Romer earned a doctorate in Dogmatic Theology and also obtained a specialization in religious pedagogy. He was ordained a priest for the Diocese of Saint Gallen on 22 March 1958. He taught theology at the Catholic University of Salvador.

Following his ordination, Romer moved to Brazil as a fidei donum priest. He initially served in the Archdiocese of São Salvador da Bahia before being transferred to the Archdiocese of São Sebastião do Rio de Janeiro.

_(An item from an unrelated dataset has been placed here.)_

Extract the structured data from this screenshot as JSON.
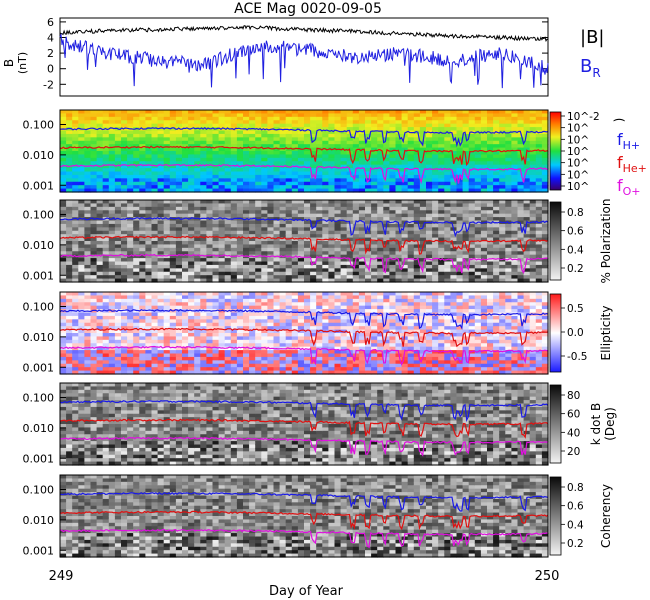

=== Episcopal ministry ===
On 24 October 1975, Pope Paul VI appointed him Auxiliary Bishop of Rio de Janeiro and Titular Bishop of Columnata. He received his episcopal consecration on 12 December 1975 from Cardinal Eugênio de Araújo Sales. During his long tenure in Rio, he held several key administrative and educational roles, including serving as a member of the Regional North 1 of the National Conference of Bishops of Brazil (CNBB) and directing various theological institutes within the archdiocese.

=== Roman Curia ===
On 13 April 2002, Pope John Paul II appointed Romer as the Secretary of the Pontifical Council for the Family in the Roman Curia, succeeding Francisco Gil Hellín.

He served in this position until 10 November 2007, when Pope Benedict XVI accepted his resignation upon reaching the mandatory retirement age of 75. He was succeeded as Secretary by the Polish prelate Grzegorz Kaszak.